Unabhängige Berichte aus der Westsahara gibt es derzeit nicht. Die marokkanischen Behörden haben das Gebiet weiträumig abgeriegelt und versuchen eine unabhängige Berichterstattung um jeden Preis zu verhindern. Der Westsahara-Konflikt ist für die Regierung in Rabat seit jeher ein rotes Tuch. Kritische Stimmen, die den Hoheitsanspruch Marokkos über das Wüstengebiet in Frage stellen, werden rigide unterdrückt. Erst vor 14 Tagen wurde dem führenden arabischen Nachrichtensender al-Jazeera die Arbeit im Königreich untersagt. Die Begründung: »Al-Jazeeras Berichterstattung hat das Bild Marokkos verzerrt und seine Interessen massiv beschädigt, allen voran die territoriale Integrität.« Die Marokkaner erzürnten besonders al-Jazeeras Berichte aus der Westsahara, in denen regelmäßig Vertreter der Polisario zu Wort kommen.

Durch die Kämpfe in Gdeim Izzeik rückt der Konflikt nun jedoch wieder ins internationale Blicklicht. Genau zu dem Zeitpunkt, da sich Vertreter Marokkos und der Polisario in den USA zu einer neuen Verhandlungsrunde für eine Beilegung des Konfliktes treffen. Die UN und die Vereinigen Staaten bemühen sich seit einem Waffenstillstand 1991 um eine friedliche Konfliktlösung. Bislang scheiterten jedoch alle Verhandlungsrunden an der Weigerung Marokkos, ein Referendum über das Selbstbestimmungsrecht der Westsahara zuzulassen. Die Polisario und ihr langjähriger Unterstützer Algerien sind wiederum nicht willens von ihrer Maximalforderung, der Unabhängigkeit der Westsahara, abzurücken.
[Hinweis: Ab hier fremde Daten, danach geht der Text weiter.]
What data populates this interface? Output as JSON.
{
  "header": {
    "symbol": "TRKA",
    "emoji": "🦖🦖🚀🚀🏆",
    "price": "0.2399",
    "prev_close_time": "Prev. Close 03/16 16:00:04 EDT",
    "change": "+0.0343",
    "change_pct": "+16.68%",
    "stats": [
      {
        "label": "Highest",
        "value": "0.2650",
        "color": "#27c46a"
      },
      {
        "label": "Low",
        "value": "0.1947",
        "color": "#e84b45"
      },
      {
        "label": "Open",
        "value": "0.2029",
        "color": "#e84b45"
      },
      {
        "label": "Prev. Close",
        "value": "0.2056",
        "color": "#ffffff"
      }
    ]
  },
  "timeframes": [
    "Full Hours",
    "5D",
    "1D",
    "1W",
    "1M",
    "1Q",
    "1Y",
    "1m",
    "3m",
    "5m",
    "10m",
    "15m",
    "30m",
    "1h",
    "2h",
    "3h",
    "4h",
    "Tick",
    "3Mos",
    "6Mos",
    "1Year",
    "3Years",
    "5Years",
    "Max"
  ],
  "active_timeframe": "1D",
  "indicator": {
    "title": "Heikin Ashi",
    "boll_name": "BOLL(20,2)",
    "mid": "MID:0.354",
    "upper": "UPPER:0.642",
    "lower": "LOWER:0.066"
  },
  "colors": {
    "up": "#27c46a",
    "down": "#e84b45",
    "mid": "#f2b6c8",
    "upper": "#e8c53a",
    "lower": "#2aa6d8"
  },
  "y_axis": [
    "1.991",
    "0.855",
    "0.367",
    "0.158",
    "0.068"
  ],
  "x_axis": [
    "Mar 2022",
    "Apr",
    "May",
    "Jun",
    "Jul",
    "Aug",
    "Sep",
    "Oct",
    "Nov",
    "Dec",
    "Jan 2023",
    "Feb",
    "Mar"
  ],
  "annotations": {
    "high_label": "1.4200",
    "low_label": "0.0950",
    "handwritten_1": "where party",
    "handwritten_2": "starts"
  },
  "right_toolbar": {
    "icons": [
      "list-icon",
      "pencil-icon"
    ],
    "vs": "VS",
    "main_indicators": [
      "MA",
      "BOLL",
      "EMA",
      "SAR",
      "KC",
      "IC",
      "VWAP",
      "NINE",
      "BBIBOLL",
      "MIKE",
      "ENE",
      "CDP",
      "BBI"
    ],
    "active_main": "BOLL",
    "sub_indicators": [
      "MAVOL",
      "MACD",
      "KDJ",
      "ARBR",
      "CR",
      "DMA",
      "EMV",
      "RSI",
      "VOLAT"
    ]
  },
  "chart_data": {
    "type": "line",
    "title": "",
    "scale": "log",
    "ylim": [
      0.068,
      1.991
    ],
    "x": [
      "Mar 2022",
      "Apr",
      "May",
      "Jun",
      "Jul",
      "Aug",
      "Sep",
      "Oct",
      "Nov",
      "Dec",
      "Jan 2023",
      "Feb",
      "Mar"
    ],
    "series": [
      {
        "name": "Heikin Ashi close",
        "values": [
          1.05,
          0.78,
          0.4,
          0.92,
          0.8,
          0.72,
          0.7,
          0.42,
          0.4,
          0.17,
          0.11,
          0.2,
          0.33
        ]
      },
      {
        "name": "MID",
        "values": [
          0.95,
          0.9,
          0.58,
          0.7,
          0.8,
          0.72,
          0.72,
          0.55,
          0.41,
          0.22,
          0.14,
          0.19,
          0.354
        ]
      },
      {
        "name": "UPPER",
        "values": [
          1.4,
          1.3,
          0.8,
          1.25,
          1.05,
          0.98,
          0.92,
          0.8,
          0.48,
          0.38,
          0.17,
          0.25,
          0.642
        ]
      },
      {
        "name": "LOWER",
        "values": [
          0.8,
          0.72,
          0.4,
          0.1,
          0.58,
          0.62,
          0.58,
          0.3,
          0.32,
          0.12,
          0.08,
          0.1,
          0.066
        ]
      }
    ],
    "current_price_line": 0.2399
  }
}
Der Polisario droht ein ähnliches Schicksal wie der PLO

Die Ereignisse in Gdeim Izzeik zeigen jedoch, dass die Polisario Gefahr läuft, ihren Alleinvertretungsanspruch für das sahrawische Volk aufs Spiel zu setzen. Die Errichtung des Lagers hat gezeigt, dass es eine große Protestbewegung in der Westsahara gibt, der eine kurzfristige Verbesserung der Lebensbedingungen wichtiger ist, als die wage Hoffnung auf die Unabhängigkeit in ferner Zukunft. Die Führungselite der Polisario droht eine ähnliche Entwicklung zu nehmen wie die PLO in Palästina. Nach Jahrzehnten des Kampfes gegen ein Besatzungsregime ist der Kontakt zu Teilen der eigenen Anhängerschaft brüchig und der Blick für die alltäglichen Probleme der Menschen getrübt worden. Erschwert wird die Lage der Unabhängigkeitskämpfer dadurch, dass ein großer Teil der Polisario-Führung seit Jahren im algerischen Exil lebt.

Kurzfristig dürfte eine mögliche Schwächung der Polisario der Regierung in Marokko in die Hände spielen, getreu der Devise: »Ein gespaltener Gegner ist ein schwacher Gegner.« Auf lange Sicht macht eine Spaltung der sahrawischen Unabhängigkeitsbewegung eine Konfliktlösung jedoch immer schwieriger. Sollten islamistische Gruppen in den kommenden Jahren die Westsahara als Operationsfeld entdecken, dürfte sich die Freude in Rabat über die Schwächung der Polisario bald legen.